- Number of Owners Per Property. Timeshare properties are designed to have 50 to 52 members who use a certain property – without owning it. A collectively owned property rarely has more than 12 owners.
- Vacation Use Per Year. Timeshare owners typically have access to a property one week each year while collective property owners usually have a month or more of use.
- Household Income Variation. According to David Disick, writing for The Fractional Consultant, the minimum qualifying income for a timeshare purchaser is about $75,000 per year, while a fractional property owner typically has an income of $150,000 annually.
- Quality of Property. Fractionally owned vacation homes tend to be more expensive per unit ($1,000,000 vs. $100,000) with greater amenities and more luxurious furnishings.
- Reputation. Timeshares in the U.S. developed a bad reputation in the 1960s and 1970s due to sponsors over-promising and under-delivering. As a consequence, state governments passed stringent disclosure and consumer protection laws affecting the industry. In contrast, fractional ownership of vacation homes became associated with glamor, luxury, and the lifestyles of the rich and famous. The emergence of such hotel chains as Ritz-Carlton and Four Seasons in the fractional ownership industry increased its popularity.
An Explanation of Fractional Ownership
While appearing similar to a timeshare property, a fractional interest in a property is quite different. Owners own a fractional share of a specific asset, with each of 3 to 12 owners entitled to use the asset in proportion to their ownership percentage. Owners are each responsible for their pro rata share of expenses or profits should they arise. For example, luxury real estate chosen wisely can appreciate over the years. When the property is sold, the fractional owners receive their proportional share of the profits and are liable for any capital gains tax due.

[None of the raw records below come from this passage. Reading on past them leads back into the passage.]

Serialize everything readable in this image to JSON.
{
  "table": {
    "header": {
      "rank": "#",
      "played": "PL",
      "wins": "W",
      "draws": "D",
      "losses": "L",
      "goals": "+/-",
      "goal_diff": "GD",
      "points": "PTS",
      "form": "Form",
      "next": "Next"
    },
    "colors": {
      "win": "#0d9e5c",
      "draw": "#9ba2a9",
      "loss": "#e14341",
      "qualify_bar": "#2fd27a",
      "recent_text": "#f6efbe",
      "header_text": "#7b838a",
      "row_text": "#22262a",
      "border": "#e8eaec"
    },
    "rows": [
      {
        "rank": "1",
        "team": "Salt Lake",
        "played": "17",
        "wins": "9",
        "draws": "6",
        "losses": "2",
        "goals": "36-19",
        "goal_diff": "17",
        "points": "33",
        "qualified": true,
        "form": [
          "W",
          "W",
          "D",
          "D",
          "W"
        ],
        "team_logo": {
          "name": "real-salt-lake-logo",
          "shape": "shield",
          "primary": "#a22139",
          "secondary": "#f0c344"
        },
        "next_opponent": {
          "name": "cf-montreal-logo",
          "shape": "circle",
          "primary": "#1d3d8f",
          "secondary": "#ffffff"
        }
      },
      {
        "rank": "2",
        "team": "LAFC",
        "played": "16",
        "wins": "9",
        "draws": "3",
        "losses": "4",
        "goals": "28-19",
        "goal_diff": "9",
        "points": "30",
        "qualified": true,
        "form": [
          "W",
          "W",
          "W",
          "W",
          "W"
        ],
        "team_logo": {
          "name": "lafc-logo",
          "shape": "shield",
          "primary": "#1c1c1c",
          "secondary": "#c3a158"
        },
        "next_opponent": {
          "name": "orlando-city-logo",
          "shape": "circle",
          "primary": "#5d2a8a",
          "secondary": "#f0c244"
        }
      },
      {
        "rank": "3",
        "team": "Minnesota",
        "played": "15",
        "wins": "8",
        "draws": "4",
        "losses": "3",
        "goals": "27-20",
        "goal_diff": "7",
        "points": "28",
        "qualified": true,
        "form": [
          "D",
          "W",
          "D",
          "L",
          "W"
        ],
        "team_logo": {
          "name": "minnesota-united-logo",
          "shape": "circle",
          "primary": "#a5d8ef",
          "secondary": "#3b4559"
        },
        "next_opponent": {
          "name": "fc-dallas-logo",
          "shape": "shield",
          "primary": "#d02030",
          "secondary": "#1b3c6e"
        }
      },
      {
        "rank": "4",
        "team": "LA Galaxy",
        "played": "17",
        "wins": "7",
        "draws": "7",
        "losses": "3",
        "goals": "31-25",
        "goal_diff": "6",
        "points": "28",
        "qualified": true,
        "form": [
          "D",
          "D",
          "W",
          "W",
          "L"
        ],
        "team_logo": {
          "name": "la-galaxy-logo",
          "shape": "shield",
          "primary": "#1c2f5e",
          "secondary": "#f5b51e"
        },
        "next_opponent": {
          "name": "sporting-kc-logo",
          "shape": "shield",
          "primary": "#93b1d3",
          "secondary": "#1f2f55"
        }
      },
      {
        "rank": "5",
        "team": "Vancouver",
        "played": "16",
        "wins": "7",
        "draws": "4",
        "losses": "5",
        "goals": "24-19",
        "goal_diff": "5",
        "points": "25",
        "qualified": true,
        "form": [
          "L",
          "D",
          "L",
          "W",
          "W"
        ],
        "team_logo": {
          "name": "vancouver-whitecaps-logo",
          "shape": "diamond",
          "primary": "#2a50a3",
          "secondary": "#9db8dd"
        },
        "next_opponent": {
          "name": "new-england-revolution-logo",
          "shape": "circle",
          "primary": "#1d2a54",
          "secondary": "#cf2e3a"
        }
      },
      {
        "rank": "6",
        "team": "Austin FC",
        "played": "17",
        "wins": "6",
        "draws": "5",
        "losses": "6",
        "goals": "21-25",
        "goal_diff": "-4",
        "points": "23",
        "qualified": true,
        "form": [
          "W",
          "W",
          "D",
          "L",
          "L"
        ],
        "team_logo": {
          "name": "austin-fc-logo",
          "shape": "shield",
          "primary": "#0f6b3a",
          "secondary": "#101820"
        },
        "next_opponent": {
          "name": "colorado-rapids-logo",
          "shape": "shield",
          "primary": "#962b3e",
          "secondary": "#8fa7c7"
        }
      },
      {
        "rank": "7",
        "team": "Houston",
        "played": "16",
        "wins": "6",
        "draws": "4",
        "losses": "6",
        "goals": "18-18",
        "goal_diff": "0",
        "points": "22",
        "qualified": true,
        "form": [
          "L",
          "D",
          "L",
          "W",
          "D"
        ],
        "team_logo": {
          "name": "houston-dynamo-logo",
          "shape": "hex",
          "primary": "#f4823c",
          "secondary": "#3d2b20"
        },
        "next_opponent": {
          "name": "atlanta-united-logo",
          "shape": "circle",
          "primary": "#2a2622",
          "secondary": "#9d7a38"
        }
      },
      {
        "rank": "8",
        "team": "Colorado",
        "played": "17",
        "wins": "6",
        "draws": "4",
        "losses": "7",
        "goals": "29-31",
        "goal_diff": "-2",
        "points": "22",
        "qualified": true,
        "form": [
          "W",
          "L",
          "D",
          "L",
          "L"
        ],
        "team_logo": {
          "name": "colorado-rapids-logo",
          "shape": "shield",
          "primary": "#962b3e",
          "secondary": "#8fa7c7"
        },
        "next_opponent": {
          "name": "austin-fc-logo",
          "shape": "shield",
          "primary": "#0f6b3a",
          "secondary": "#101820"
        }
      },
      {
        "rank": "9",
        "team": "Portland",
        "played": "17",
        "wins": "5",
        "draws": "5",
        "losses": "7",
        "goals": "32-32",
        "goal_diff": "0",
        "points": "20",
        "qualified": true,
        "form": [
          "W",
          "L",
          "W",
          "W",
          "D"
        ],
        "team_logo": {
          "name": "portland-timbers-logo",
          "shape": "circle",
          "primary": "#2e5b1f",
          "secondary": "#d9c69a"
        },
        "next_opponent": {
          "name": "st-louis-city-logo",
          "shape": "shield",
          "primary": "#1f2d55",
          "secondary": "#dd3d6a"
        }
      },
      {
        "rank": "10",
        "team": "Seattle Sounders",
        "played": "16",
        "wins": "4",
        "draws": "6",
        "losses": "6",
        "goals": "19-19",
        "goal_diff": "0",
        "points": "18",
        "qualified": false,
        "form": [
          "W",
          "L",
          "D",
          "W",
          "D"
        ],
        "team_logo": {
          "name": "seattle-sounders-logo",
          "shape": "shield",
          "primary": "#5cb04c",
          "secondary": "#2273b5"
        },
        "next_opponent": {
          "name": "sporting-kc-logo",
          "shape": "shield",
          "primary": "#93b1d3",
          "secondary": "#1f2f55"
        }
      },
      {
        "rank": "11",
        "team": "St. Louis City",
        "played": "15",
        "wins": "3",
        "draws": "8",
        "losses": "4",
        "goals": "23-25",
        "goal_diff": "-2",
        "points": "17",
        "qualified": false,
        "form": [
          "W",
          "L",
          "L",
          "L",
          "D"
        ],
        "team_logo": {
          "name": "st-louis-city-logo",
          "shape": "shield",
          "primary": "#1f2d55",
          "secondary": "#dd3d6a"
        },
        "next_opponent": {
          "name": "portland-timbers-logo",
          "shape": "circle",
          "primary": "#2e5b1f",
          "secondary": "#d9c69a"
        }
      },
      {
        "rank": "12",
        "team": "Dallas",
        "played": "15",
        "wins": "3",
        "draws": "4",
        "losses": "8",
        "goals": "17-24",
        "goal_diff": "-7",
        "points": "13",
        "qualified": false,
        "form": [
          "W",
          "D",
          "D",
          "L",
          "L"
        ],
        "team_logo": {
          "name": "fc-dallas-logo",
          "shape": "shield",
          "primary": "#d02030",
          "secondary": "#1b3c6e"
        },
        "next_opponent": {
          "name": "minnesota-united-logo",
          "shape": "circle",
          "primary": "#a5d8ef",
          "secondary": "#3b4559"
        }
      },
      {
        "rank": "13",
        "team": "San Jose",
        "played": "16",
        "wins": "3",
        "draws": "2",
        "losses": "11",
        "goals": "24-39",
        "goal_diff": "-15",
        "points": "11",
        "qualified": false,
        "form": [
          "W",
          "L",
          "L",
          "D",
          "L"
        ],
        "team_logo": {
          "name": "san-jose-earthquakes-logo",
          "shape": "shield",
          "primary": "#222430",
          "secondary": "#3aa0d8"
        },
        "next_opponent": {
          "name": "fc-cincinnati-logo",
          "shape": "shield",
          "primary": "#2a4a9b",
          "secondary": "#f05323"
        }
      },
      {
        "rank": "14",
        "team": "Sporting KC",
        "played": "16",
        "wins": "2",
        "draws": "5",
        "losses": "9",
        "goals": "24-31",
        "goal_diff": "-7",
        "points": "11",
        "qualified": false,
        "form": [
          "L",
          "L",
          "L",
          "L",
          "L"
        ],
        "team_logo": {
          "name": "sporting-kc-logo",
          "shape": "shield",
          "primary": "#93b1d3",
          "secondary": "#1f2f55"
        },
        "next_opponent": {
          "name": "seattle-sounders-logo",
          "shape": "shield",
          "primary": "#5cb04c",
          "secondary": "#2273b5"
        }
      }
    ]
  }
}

A sponsor/manager typically develops a fractional ownership property and markets the units to individual property owners. Owners are also responsible for their financing, although many project sponsor/managers establish a relationship with a local lender for potential buyers’ convenience. While many sponsor/managers retain fractional ownership units until they are sold to new fractional owners, some may continue to own fractional units and be bound to the same contract terms as other fractional owners.
Management of the asset – including the preparation of tax documents, scheduling of owner use, and ongoing inspections and maintenance – is typically provided by the sponsor/manager initially, with fees detailed in the purchase contract. When all of the units are sold, the owners typically establish a board to replace the sponsor/manager.
The board determines the budget for the property and negotiates management fees with a property manager. Fees are typically a flat monthly amount, but depend upon the services provided to the fractional ownership group. Operating expenses such as insurance, maintenance, repairs, improvements, utilities, and project management are divided into proportion of ownership so a 12% fractional share would pay 12% of the expenses.